The Maharashtra government has dragged wheelchair-bound former Delhi University professor G.N. Saibaba to the Supreme Court for the second time in as many years.
The State’s appeal against Tuesday’s acquittal of Mr. Saibaba, in jail since 2014 for offences under the Unlawful Activities (Prevention) Act linking him with Maoist groups, is a sequel of sorts to a train of events, which began in October 2022.
Also read: Explained | What is the case against former DU professor G.N. Saibaba?
Discharged in 2022
On October 14, 2022, the Bombay High Court discharged Mr. Saibaba in the case for lack of valid sanction under Section 45(1) of the Unlawful Activities (Prevention) Act, 1967 or the UAPA. The State had not lost time. It rushed to the top court the same evening, a Friday.
In an uncharacteristic move, that too concerning a State’s appeal against an order of discharge, the Supreme Court acquiesced to constitute a Special Bench of Justices M.R. Shah (now retired) and Bela M. Trivedi the very next day, a Saturday. The Bench went on to suspend the discharge order of the Bombay High Court Bench of Justices Rohit Deo and Anil Pansare.
The Saturday Bench of the top court, in its October 15, 2022 order, said the “offences are very serious against the sovereignty and integrity of the country”. It surmised that the Division Bench of the High Court had “not at all dealt with and considered anything on the merits of the judgment” passed by the Sessions Court that sentenced Mr. Saibaba to life imprisonment in 2017. The decision of the Supreme Court, which came within 24 hours of the High Court’s discharge of the case against the 57-year-old paraplegic, had attracted criticism.
Months later, on April 19 last year, the Bench set aside the discharge order of the High Court.
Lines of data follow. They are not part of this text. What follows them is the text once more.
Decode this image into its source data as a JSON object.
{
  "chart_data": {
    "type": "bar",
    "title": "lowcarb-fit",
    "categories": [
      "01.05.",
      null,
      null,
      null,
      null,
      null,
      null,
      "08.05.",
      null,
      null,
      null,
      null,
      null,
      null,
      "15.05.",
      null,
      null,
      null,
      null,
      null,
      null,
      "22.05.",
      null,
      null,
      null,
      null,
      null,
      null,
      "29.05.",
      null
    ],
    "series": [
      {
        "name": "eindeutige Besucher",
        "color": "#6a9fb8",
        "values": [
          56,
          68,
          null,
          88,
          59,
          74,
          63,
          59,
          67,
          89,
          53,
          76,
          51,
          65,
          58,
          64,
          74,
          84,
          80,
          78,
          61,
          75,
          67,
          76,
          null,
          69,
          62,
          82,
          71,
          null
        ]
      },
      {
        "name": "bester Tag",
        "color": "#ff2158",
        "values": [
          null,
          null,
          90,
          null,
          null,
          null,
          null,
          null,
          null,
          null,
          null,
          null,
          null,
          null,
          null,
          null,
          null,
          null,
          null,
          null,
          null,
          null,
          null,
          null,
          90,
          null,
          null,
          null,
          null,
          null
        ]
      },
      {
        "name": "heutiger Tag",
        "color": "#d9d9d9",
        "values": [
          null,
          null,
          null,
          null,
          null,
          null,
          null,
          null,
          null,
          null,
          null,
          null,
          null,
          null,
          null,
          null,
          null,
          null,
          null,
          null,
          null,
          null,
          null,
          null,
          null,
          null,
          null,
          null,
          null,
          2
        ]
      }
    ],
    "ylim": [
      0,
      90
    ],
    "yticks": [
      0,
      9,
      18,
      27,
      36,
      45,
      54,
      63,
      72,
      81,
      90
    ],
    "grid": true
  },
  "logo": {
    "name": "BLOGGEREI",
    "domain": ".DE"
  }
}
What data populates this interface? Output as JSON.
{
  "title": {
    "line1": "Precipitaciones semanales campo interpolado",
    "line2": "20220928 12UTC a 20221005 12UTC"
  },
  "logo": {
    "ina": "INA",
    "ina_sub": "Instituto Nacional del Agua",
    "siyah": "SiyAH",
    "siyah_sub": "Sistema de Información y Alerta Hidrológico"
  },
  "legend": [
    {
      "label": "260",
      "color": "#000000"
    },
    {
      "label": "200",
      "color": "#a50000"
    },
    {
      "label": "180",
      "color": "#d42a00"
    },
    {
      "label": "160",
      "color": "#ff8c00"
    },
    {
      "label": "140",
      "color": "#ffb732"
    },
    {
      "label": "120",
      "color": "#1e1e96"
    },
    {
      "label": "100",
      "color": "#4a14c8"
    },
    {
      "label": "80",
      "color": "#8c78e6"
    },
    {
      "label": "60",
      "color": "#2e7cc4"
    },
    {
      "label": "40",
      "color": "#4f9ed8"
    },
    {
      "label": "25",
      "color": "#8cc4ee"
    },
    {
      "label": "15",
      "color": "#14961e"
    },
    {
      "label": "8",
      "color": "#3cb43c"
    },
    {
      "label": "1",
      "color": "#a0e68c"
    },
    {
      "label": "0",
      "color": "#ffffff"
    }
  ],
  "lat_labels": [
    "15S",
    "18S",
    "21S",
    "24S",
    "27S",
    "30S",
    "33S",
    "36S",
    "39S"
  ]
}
The Bench had reasoned that an appellate court (High Court) could not delve into the question of a valid sanction once an accused (Saibaba) was convicted by the Sessions Court. It had referred the case back to the Bombay High Court for a fresh round of hearing. It also requested the Bombay Chief Justice to allocate the case to a different Bench of the High Court for the sake of propriety.
However, almost a year later on Tuesday, the judicial gavel again struck in favour of Mr. Saibaba.
A Division Bench of Justices Vinay Joshi and Justice Valmiki S.A. Menezes, to which the case was allocated, agreed with the earlier High Court Bench on the invalidity of the sanction. They concluded that the sanction was both null and void. “The prosecution has failed to prove beyond reasonable doubt the case against the accused persons,” the HC Bench at Nagpur held.
During the October 2022 hearing, the State of Maharashtra had termed Mr. Saibaba the “brain” behind the alleged Maoist activities and his fellow accused were mere “foot soldiers”. The SC Bench had responded orally that “as far as terrorist activities are concerned, the brain plays a very important role… A brain for such activities is very dangerous”.
Mr. Saibaba’s lawyer, senior advocate R. Basant, had stressed that Mr. Saibaba was 90% physically disabled and had led a respectable life as a professor in the Delhi University. A further request to transfer Mr. Saibaba into house arrest on humanitarian grounds was also shot down by the court.
“These requests are coming very frequently from naxals, especially urban naxals… ‘allow me house arrest’... In UAPA offences, accused have to be kept confined. You don’t need to go somewhere to stab someone, you don’t need to go somewhere to shoot someone. House arrest is never an option,” Solicitor General Tushar Mehta, for Maharashtra, had reacted.